Martingales (2016)—The Globe and Mail has described Martingales as “a work that plays with order and chaos in such a simple and satisfying way. Choreographically, there’s little more here than a game of catch, a lot of running, and some waltz-like formations, but the piece reverberates with energy and contingency as the dancers, in white shirts, black shorts and high-top sneakers, stake out their territory like a tough but elegant gang.” Reviewing a 2016 performance, Schabas wrote: “The sense of movement is so overwhelming that, at times, it’s hard to believe the dancers are limited to the confines of a stage and that we aren’t panning across a long, dark alley – an effect made by an exposed black wall and a high, dangling row of amber lights. This all happens to surging electronic music, played (and composed) by Thom Gill, who stands behind a laptop upstage.”

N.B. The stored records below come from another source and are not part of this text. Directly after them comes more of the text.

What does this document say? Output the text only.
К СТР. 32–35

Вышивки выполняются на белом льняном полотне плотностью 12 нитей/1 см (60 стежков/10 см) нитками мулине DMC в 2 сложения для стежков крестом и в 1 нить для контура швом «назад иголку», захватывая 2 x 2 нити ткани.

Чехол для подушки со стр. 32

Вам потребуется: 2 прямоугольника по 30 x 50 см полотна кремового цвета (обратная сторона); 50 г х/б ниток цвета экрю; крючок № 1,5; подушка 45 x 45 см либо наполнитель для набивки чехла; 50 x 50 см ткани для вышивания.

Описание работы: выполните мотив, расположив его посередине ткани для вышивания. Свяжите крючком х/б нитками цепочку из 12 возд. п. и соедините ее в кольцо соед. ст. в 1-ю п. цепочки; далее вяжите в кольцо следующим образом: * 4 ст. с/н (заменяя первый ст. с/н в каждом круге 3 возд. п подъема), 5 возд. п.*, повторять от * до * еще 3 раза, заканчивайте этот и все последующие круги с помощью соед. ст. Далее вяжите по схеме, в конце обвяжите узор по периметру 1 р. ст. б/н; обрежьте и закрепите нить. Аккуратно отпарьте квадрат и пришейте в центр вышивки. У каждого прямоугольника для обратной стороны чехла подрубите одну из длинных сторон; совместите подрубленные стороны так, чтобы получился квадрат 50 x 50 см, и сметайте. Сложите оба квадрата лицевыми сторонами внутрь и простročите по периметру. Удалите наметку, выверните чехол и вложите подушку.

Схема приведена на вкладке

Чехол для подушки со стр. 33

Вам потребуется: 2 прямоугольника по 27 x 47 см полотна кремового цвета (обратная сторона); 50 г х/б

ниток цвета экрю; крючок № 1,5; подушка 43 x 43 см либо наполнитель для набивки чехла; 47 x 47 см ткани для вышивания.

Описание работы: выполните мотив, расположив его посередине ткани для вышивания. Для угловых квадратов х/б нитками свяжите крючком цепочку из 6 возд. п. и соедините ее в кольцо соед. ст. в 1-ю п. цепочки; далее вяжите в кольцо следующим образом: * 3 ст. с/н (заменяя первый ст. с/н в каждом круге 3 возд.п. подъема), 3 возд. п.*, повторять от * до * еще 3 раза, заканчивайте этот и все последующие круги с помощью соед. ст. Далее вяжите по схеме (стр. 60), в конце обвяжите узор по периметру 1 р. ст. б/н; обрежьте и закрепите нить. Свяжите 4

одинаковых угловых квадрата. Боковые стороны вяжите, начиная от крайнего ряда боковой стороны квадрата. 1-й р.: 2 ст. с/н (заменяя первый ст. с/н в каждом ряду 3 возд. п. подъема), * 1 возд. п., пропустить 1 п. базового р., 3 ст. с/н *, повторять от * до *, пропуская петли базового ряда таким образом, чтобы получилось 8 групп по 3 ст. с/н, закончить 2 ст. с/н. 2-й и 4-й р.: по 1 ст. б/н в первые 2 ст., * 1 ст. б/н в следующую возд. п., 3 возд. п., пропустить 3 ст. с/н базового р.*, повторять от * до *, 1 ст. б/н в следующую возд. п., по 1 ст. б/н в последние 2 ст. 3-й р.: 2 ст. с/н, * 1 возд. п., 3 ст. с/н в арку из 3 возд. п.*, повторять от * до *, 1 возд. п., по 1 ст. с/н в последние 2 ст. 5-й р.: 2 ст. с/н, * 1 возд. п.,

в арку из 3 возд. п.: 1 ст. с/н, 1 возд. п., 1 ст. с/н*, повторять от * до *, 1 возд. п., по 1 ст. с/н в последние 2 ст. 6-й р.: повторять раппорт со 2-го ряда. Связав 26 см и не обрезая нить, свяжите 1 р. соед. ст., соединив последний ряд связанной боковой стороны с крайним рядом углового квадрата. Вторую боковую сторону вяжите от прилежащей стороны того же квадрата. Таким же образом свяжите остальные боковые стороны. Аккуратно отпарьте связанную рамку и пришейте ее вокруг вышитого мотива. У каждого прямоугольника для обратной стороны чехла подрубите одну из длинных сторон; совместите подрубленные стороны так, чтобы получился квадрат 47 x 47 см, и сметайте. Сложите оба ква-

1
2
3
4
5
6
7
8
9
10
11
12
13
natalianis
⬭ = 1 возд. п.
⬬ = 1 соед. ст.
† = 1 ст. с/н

TDT dancers Pulga Muchochoma, Christianne Ullmark, and Garrett Siddall performing Martingales. Guntar Kravis photo.

Early Departures (1991)—”… an emotionally intense, image-laden male quartet set to marvellously rich, dissonant music by John Rea, it surely must qualify as a Canadian modern dance classic, albeit an unsettling one,” wrote Michael Crabb in the Toronto Star in 2014. “House choreographed it at the lethal height of the AIDS crisis. Its depictions of death, anger and tenderness struck a chord amid the particularly hard-hit arts community. It is a credit to the work’s more fundamental and universal emotional messages that it stands up just as well more than 20 years later.”

Thirteen (2017)—A new piece described in a press release as “a new work on an old theme.”

DanceHouse presents Toronto Dance Theatre (Toronto): House Mix on February 23 and 24, at 8 p.m. Come early for Speaking of Dance, a pre-show chat at 7:15 p.m. each night in the Vancouver Playhouse Upper Lobby with guest Christopher House.